A.J. Dickson published the Glenwood Post for 34 years. According to Colorado Newspapers: A History & Inventory, 1859-2000 (Jane C. Harper, Craig W. Leavitt, Thomas J. Noel, 2014), "tumultuous business years, marked by the Wall Street Collapse of 1929 and the ensuring Great Depression, coupled with his advancing years and declining health and energy" led Dickson to sell The Glenwood Post to Roy and Blanche Jackson in March 1932. A later publisher of The Glenwood Post, John Samuelson described the Jacksons as "paper property entrepreneurs, having bought and sold newspapers throughout the West and Southwest," (Colorado Newspapers: A History & Inventory, 1859-2000, 522). The Post was sold to L.P. Loomis in June 1935, but the Jacksons resumed management in July after Loomis suffered injuries sustained in an automobile accident. In August 1936, the Jacksons sold the paper to J.E. "Jack" Samuleson.

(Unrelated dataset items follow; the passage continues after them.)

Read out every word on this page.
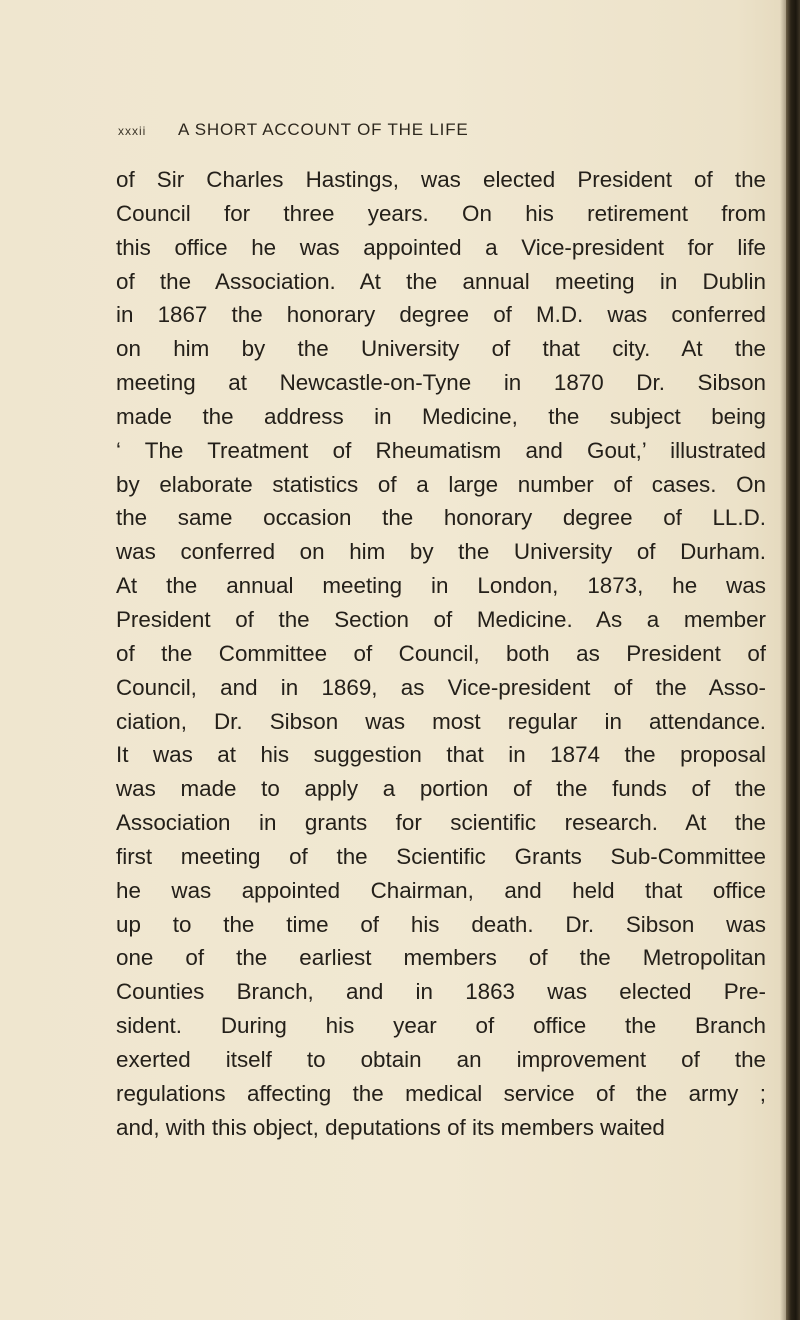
xxxii A SHORT ACCOUNT OF THE LIFE
of Sir Charles Hastings, was elected President of the
Council for three years. On his retirement from
this office he was appointed a Vice-president for life
of the Association. At the annual meeting in Dublin
in 1867 the honorary degree of M.D. was conferred
on him by the University of that city. At the
meeting at Newcastle-on-Tyne in 1870 Dr. Sibson
made the address in Medicine, the subject being
‘ The Treatment of Rheumatism and Gout,’ illustrated
by elaborate statistics of a large number of cases. On
the same occasion the honorary degree of LL.D.
was conferred on him by the University of Durham.
At the annual meeting in London, 1873, he was
President of the Section of Medicine. As a member
of the Committee of Council, both as President of
Council, and in 1869, as Vice-president of the Asso-
ciation, Dr. Sibson was most regular in attendance.
It was at his suggestion that in 1874 the proposal
was made to apply a portion of the funds of the
Association in grants for scientific research. At the
first meeting of the Scientific Grants Sub-Committee
he was appointed Chairman, and held that office
up to the time of his death. Dr. Sibson was
one of the earliest members of the Metropolitan
Counties Branch, and in 1863 was elected Pre-
sident. During his year of office the Branch
exerted itself to obtain an improvement of the
regulations affecting the medical service of the army ;
and, with this object, deputations of its members waited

The Samuleson family owned the Post for 35 years. During the Depression, sometimes subscriptions and print jobs were paid for by bartering. John Samuleson, son of Jack, quoted in Colorado Newspapers: A History & Inventory, 1859-2000, described ranchers and businessmen paying their bills with "chicken, eggs, honeycombs, strawberries, bushels of fruits and vegetables…[e]ven a side of beef found its way into the news office" (522). Rationing of newsprint during the Second World War allowed the paper to publish just six pages a week. Post-war activities of the paper included promoting Glenwood Springs as a tourist and recreational destination. In January 1971, Stauffer Publications, Inc., which owned and operated newspapers in Kansas, Nebraska, Missouri, Oklahoma, and South Dakota, added The Glenwood Post to its list of publications. Morris Communications Corporation purchased The Glenwood Post in 1994. The newspaper continues publication today.